Is there any way to update the data in HDFS according to the changes made in the SQL table?
Created 03-29-2023 03:00 AM
CaptureChangeMySQL processor would be fit for your requirement.
If you found this response assisted with your issue, please take a moment and click on "Accept as Solution" below this post.
Thank you
Created on 03-29-2023 03:08 AM - edited 03-29-2023 03:10 AM
I'm sorry, i forgot to specify that I'm working with MS SQL Server, not with MySQL. Is the CaptureChangeMySQL processor valid for MS SQL Server?
Created 03-29-2023 05:47 AM
No, So you can evaluate GenerateTableFetch -->ExecuteSQL
Where GenerateTableFetch "Maximum-value Columns" setting can help. refr
If you found this response assisted with your issue, please take a moment and click on "Accept as Solution" below this post.
Thank you
Created on 03-29-2023 06:05 AM - edited 03-29-2023 06:05 AM
I'm afraid that the GenerateTableFetch does not help me either because it uses the highest value on a column to determine whether to read new added records in the SQL server.
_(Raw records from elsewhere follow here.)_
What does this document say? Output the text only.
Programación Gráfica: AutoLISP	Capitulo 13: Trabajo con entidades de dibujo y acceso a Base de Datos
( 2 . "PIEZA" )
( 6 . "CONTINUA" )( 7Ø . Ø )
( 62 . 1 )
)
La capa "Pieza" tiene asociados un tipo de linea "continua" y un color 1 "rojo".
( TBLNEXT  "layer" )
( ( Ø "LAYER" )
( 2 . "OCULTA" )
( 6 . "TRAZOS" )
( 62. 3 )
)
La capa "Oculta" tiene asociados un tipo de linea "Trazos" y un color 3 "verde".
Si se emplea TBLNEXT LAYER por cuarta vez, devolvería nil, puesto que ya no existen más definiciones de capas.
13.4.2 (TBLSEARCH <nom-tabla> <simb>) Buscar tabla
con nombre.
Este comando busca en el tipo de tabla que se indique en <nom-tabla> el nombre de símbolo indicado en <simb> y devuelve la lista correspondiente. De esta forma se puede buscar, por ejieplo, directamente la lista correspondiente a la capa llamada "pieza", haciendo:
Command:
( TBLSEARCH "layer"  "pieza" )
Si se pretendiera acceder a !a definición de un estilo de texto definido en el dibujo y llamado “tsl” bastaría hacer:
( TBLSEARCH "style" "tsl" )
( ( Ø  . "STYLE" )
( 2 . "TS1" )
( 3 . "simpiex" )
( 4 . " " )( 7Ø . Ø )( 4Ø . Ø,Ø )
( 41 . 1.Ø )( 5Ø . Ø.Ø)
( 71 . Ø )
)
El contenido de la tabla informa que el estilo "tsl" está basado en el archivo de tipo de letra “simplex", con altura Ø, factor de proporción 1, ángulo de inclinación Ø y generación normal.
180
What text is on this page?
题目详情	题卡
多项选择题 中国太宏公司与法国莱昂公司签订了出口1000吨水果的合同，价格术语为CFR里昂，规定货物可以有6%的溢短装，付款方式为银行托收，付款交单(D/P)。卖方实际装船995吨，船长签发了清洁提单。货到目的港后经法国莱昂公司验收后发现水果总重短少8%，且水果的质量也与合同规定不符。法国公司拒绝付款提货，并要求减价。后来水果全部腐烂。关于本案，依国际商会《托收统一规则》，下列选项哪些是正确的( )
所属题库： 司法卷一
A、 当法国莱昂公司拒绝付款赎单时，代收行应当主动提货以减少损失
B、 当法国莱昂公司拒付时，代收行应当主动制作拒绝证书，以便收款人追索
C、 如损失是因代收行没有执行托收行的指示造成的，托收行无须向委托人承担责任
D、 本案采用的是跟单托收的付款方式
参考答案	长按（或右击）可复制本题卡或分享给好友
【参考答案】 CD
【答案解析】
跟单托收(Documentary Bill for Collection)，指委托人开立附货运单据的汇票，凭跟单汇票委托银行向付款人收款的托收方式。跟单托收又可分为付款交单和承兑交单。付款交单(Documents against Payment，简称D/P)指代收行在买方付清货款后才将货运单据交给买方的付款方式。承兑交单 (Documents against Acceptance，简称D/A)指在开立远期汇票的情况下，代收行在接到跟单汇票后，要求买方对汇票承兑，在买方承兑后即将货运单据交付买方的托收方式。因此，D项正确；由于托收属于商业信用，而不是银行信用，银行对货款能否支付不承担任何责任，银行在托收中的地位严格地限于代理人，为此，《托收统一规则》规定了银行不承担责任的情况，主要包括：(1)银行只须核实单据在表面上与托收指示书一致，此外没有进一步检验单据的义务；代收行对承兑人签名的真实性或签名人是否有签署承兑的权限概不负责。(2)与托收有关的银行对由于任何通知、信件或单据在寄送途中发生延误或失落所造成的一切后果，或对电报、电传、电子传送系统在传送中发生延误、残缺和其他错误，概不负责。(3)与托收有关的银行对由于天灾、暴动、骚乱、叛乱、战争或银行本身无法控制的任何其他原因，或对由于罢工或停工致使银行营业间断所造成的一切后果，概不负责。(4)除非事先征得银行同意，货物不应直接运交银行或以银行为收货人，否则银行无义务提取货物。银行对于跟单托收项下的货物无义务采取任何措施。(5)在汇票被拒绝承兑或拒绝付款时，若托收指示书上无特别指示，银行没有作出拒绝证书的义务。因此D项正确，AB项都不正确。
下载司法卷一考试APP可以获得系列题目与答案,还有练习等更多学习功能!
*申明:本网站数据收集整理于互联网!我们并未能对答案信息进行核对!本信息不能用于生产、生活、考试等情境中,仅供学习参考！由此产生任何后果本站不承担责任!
In my case, I'm trying to extract the already existing records that have recently been modified. If there is no processor than can directly deal with this, i may add a column to the table view which displays the time when the record was last modified (i.e. LastModificationDateTime) and use this column to retain the "Maximum-value Columns" value.
Back to the second part of my doubt, regarding the updating of this record in HDFS, how can I deal with this? I have the following approach in mind:
1 - Fetch and Read the parquet file where the "ChangedID" was stored.
2 - Modify the record in that file.
3 - Save up or replace that file in HDFS
Is this approach correct? Is there any better solution?